Ähnlich sieht es in Berlin aus: ab 08.08. zunächst nur für erotische Massagen und BSDM-Praktiken. Ab 01. 09. sind alle sexuellen Dienstleistungen – unter Corona-Schutzmaßnahmen – erlaubt.
Saarland hat die Bordelle ab 06. 08. geöffnet und Thüringen ist dem gefolgt zum 20. 08.
Wir fordern: Schleswig-Holstein, Hamburg, Bremen, Mecklenburg-Vorpommern, Niedersachsen, Brandenburg, Nordrhein-Westfalen, Hessen, Baden-Württemberg, Rheinland-Pfalz, Sachsen, Sachsen-Anhalt folgt den positiven Beispielen und öffnet sofort die Bordelle!

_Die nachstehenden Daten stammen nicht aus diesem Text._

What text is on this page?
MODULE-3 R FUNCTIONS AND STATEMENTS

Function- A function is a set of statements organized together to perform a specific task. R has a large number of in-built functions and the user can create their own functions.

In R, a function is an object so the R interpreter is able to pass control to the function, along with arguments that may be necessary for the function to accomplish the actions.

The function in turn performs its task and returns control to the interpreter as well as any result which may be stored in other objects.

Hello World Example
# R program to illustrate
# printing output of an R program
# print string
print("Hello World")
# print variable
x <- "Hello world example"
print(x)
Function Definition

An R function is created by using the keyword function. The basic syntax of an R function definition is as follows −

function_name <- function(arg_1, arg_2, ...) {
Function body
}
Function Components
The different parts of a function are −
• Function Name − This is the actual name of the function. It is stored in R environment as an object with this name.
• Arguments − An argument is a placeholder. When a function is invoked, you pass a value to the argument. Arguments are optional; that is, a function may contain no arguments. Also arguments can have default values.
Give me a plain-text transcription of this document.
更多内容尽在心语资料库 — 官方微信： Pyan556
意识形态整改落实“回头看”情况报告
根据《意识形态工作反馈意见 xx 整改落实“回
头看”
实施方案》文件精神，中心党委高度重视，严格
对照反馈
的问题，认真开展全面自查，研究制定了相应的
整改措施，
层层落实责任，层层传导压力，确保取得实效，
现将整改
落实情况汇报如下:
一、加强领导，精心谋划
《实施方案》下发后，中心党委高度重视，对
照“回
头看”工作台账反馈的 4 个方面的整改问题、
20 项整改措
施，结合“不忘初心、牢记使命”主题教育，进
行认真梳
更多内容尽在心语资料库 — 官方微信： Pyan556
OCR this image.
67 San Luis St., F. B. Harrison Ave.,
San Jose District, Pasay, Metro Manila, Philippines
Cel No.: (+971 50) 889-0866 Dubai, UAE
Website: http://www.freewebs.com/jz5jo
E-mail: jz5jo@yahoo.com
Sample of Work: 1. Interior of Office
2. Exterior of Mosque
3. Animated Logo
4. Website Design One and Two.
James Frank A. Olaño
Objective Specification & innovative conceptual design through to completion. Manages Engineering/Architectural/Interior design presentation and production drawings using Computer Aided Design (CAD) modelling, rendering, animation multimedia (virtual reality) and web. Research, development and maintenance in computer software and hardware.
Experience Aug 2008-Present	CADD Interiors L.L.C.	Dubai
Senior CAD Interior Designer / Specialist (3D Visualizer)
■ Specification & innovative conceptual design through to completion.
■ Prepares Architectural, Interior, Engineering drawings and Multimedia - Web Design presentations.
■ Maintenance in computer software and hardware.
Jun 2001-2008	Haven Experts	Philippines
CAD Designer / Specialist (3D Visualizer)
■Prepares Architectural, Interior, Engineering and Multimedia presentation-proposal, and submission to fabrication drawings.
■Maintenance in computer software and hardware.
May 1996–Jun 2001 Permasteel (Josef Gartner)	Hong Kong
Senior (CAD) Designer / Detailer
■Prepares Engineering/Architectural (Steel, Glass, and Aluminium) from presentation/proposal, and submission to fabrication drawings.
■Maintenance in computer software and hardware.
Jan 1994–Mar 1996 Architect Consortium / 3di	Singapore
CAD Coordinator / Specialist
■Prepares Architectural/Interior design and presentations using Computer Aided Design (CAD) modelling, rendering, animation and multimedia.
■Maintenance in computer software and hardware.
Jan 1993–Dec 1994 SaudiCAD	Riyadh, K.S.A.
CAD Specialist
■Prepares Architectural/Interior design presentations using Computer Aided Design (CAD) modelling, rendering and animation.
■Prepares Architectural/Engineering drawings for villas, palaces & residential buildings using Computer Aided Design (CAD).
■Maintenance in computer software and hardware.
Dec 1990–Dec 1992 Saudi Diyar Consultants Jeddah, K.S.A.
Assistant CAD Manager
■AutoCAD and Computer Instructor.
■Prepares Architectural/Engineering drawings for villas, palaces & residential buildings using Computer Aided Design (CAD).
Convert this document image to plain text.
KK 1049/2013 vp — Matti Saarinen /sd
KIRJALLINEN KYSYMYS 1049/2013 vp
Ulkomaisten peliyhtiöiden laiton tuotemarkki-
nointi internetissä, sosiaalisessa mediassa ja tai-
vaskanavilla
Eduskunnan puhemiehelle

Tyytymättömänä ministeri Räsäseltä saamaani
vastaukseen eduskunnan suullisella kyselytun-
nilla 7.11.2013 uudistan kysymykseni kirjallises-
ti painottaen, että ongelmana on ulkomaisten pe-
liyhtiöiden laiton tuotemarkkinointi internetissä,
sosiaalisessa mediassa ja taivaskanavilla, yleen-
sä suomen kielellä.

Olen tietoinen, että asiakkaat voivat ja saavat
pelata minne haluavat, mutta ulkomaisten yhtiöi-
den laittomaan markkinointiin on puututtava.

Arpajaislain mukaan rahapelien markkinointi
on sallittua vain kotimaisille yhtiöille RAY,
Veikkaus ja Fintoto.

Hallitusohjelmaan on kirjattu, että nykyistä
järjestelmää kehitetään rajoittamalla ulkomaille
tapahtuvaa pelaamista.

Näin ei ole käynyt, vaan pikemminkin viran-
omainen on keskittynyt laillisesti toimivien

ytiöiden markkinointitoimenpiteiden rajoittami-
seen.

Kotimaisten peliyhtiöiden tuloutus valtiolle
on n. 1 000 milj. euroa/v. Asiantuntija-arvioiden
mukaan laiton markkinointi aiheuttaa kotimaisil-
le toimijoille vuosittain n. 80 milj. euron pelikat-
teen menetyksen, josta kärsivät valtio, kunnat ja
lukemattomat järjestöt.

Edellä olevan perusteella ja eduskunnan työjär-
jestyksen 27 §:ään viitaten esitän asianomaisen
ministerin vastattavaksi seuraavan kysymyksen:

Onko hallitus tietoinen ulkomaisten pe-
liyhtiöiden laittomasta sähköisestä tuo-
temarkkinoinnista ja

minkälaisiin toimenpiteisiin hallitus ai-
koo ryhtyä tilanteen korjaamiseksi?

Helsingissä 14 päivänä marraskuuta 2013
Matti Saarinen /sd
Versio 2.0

Sexarbeiter*innen und Bordellbetreiber*innen haben die gleichen Rechte wie andere Erwerbstätigen und andere Branchen. Wir sind zudem erwiesenermaßen seit Jahrzehnten die Experten in Sachen Gesundheit und Hygiene. Auch uns ist der Schutz vor einer Ansteckung mit Covid19 wichtig.
Wir fordern Gleichbehandlung und Verhältnismäßigkeit.
Eine längere Schließung der Bordelle hat mit der Pandemie nichts zu tun!